Tips voor de aanpak van deze vorm van weerstand

  • Vraag door, zodat je goed begrijpt waar dit over gaat. Elke leraar heeft het recht de eigen grenzen af te bakenen en energie te besparen.
  • Onderzoek of je doelen haalbaar zijn en pas eventueel de timing aan.
  • Moedig aan om babystapjes te zetten: soms zien leraren taalbeleid als iets ontzettend groots, maar misschien is een kleine ingreep in de klas al een eerste succesverhaal.
  • Blik vooruit naar het einddoel: dit willen we in de komende 2 schooljaren bereiken. Geef leraren de autonomie om hier sneller of trager in te gaan, zolang het einddoel maar bereikt wordt.

Zo doen zij het

In De Vlindertuin vraagt Nadine zich af waarom ze opnieuw aan taalbeleid moeten werken. “Wij werken hier toch al jaren aan?”. Wanneer directeur Inge even bij haar binnenspringt tijdens een speeltijd, geeft Nadine toe dat ze vooral bang is voor het werk dat voor hen ligt. “Ik werk hier al 30 jaar, ik heb al zoveel materiaal ontwikkeld. Moet ik plots alles over een andere boeg gooien?” Inge stelt haar gerust: “We willen inzetten om denkstimulerende vragen te stellen bij boeken en verhalen. Daarvoor hoef je niet veel nieuw materiaal te ontwikkelen. En daarbij, we pakken dit samen aan. We laten je niet in de steek.”

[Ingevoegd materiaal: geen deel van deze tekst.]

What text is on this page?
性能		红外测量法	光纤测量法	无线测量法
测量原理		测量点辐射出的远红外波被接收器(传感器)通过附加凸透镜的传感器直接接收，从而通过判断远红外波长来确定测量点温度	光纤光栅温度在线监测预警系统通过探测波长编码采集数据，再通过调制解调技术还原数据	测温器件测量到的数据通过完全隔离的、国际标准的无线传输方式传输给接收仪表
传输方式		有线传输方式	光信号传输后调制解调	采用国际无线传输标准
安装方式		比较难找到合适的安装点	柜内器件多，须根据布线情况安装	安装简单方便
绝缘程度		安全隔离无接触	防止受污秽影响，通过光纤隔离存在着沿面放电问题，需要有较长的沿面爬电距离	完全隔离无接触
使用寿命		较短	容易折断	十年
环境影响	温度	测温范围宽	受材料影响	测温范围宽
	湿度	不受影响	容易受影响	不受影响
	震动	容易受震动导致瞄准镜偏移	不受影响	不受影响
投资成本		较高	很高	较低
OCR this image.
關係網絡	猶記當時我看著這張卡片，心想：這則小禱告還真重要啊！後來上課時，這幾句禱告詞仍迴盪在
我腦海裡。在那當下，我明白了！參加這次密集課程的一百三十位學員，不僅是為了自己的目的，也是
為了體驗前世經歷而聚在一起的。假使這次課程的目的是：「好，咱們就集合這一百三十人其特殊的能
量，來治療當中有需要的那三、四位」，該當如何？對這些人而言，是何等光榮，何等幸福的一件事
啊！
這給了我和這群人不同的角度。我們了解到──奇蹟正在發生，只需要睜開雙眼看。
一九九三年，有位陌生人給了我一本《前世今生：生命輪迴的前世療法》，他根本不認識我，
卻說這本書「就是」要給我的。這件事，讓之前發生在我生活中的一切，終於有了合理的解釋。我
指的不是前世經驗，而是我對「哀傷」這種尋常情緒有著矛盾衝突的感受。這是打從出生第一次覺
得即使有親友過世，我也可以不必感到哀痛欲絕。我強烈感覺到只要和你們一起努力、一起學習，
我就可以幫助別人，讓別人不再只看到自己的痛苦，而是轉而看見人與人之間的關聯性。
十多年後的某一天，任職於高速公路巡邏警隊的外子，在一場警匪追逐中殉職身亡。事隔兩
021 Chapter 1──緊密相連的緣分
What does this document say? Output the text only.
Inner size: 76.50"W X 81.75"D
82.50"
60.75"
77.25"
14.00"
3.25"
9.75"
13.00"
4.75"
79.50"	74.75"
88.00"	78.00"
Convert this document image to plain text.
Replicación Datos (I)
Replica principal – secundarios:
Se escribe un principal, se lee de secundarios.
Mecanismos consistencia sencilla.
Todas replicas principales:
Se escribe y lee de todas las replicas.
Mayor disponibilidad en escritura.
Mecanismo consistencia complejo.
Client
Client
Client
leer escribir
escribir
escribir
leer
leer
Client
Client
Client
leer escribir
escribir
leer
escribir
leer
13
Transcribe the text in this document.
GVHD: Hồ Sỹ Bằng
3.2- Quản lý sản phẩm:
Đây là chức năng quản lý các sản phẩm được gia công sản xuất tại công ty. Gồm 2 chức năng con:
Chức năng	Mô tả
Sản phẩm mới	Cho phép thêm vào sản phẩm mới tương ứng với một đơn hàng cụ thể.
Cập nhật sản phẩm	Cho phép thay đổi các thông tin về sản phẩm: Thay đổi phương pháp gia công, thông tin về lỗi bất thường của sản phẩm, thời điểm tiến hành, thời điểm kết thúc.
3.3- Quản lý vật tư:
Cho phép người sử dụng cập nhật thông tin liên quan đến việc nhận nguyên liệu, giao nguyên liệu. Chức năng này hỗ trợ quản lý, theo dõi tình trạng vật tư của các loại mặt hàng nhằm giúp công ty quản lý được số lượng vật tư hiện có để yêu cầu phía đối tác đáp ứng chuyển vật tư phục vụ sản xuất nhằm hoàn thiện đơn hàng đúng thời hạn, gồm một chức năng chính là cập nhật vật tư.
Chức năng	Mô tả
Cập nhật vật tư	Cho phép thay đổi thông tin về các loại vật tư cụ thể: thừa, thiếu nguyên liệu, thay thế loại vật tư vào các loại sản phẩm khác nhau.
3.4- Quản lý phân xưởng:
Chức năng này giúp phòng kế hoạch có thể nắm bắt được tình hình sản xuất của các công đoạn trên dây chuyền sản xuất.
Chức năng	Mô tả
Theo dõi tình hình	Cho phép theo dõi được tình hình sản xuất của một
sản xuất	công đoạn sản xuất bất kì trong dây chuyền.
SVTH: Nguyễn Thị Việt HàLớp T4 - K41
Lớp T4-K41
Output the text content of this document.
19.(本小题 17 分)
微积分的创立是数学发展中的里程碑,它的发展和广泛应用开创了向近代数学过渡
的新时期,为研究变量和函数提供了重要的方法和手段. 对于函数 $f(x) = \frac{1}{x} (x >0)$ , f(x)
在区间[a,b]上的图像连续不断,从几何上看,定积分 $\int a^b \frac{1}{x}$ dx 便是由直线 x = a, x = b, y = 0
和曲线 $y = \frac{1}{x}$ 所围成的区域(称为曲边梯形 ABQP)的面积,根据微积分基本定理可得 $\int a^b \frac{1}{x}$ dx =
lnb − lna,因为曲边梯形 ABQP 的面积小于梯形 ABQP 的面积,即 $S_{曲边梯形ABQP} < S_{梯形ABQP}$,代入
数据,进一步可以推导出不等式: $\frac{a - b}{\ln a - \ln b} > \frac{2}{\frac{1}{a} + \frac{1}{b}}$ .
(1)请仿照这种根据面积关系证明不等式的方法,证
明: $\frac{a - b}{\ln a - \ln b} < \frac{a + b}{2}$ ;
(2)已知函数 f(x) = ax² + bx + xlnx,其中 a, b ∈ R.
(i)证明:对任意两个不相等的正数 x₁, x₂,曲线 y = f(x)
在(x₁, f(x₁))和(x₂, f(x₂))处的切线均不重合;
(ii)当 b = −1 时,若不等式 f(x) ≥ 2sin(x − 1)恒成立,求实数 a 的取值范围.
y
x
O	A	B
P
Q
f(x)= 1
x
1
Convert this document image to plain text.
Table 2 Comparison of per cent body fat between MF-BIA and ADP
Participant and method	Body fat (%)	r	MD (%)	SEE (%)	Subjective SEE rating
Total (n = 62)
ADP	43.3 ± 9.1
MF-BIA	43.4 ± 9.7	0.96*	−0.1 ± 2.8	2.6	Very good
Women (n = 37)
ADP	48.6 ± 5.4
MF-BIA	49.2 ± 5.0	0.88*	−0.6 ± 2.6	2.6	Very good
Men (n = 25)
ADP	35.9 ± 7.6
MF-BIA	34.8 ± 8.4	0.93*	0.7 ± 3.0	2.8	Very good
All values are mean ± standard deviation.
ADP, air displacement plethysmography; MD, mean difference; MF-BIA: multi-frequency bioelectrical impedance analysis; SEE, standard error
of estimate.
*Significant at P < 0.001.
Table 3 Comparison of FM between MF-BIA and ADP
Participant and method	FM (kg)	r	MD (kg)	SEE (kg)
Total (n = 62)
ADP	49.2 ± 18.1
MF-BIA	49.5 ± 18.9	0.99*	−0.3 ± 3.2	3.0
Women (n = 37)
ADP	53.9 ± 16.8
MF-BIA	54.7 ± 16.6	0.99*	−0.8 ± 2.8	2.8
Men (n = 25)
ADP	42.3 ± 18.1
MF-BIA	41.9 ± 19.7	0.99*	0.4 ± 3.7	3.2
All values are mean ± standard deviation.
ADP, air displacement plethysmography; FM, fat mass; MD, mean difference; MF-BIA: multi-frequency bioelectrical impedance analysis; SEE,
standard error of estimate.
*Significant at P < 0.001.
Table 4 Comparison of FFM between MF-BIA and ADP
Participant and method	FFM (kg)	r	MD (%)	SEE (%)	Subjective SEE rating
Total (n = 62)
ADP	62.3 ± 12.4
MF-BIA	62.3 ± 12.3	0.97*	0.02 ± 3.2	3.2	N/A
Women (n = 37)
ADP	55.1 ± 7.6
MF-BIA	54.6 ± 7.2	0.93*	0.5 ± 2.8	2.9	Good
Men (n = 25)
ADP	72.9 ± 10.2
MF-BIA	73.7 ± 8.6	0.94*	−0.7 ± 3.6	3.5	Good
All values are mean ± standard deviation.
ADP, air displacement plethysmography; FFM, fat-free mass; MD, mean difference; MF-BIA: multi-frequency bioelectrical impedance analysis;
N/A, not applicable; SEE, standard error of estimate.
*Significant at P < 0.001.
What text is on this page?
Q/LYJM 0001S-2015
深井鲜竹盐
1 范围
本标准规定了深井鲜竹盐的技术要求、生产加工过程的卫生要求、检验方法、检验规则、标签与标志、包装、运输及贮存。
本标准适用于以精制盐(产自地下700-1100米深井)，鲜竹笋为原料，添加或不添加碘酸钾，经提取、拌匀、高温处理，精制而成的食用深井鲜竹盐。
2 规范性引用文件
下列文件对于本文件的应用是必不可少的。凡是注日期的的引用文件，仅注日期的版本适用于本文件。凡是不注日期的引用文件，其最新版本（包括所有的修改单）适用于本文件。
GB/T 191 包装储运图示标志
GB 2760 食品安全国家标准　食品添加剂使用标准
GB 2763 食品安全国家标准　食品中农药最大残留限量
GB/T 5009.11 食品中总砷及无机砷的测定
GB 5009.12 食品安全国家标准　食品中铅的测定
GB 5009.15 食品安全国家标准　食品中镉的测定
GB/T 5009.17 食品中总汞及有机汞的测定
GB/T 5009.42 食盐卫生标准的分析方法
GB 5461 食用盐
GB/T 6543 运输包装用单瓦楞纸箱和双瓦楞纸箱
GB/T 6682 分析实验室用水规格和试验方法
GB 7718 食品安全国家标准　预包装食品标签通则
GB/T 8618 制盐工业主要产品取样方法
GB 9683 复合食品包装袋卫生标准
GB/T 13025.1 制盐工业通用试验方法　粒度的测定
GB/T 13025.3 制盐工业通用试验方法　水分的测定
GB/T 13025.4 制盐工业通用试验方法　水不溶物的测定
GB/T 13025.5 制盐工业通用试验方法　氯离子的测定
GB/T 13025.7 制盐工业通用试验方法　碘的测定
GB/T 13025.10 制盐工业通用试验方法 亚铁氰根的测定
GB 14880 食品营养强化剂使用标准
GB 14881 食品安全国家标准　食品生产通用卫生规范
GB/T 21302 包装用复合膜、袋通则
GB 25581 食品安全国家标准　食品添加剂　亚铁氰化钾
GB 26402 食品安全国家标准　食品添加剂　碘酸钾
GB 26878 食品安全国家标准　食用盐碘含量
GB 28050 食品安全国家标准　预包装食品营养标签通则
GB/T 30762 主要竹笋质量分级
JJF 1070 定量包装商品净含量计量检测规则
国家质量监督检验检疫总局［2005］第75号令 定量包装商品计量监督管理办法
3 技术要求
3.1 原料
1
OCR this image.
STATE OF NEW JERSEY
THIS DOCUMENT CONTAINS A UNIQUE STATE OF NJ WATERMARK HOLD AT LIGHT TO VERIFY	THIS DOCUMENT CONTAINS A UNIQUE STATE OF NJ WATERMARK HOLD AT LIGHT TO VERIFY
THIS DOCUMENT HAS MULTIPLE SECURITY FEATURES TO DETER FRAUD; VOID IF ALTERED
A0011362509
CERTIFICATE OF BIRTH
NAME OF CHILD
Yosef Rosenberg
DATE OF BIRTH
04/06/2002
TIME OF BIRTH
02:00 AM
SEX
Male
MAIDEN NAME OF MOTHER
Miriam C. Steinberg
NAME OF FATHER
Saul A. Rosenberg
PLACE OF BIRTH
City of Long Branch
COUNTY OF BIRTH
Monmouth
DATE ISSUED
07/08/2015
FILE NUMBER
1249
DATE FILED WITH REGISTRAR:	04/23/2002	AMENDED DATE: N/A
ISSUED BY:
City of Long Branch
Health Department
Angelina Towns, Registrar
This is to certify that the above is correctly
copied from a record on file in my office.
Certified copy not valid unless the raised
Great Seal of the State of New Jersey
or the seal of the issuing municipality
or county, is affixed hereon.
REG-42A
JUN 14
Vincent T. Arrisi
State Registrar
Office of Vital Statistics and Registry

Hoewel je weerstand kan aanpakken, is voorkomen beter dan genezen. Welke werkvormen kan je inzetten voor, tijdens en na het uitrollen van een taalbeleid om alle betrokkenen blijvend te engageren? Dit zijn enkele thema’s waarover je van in het begin duidelijk wil communiceren en die je met inspraak van je team bepaalt:

  • Wat is taalbeleid? Hebben we dezelfde visie over hoe een taalbeleid eruit ziet, wat het wel of niet is, voor wie het bedoeld is en waarover het kan gaan? Zo begrijpt de ene dat taalbeleid gaat over remediëren van kinderen met grote taalnoden, en zal de andere van mening zijn dat taalbeleid er voor álle kinderen is. Of zo zal de ene collega wijzen naar de taalleraren en de andere collega wijzen op een gedeelde verantwoordelijkheid in alle vakken.
  • Waarom taalbeleid? Wat is ons doel, waarom is de nood hoog, waarom wordt er van iedereen verwacht een tandje bij te steken?
  • Hoe loopt het proces? Hoewel het antwoord op die vraag steeds zal veranderen, stippel je van in het begin enkele krachtlijnen van de school uit. Hoe wordt het kernteam samengesteld, op welke momenten verwachten we inspraak, op welke manier zullen de leraren ondersteund worden, … ?
  • Wat is de focus? Taalbeleid is heel breed, een school kiest dus best voor een focus en selecteert een groep leraren die eraan zullen werken. Die focus kan met inspraak van het team bepaald worden, samen met data uit screenings. Communiceer met je team hoe de focus bepaald werd en schets helder dat de andere aspecten van taalbeleid niet minder belangrijk zijn, maar op een later tijdstip of door andere mensen uitgewerkt zal worden. Baken af.

Aan de slag

Hieronder tippen we enkele materialen die kunnen helpen om transparant te communiceren met je team en je team te engageren.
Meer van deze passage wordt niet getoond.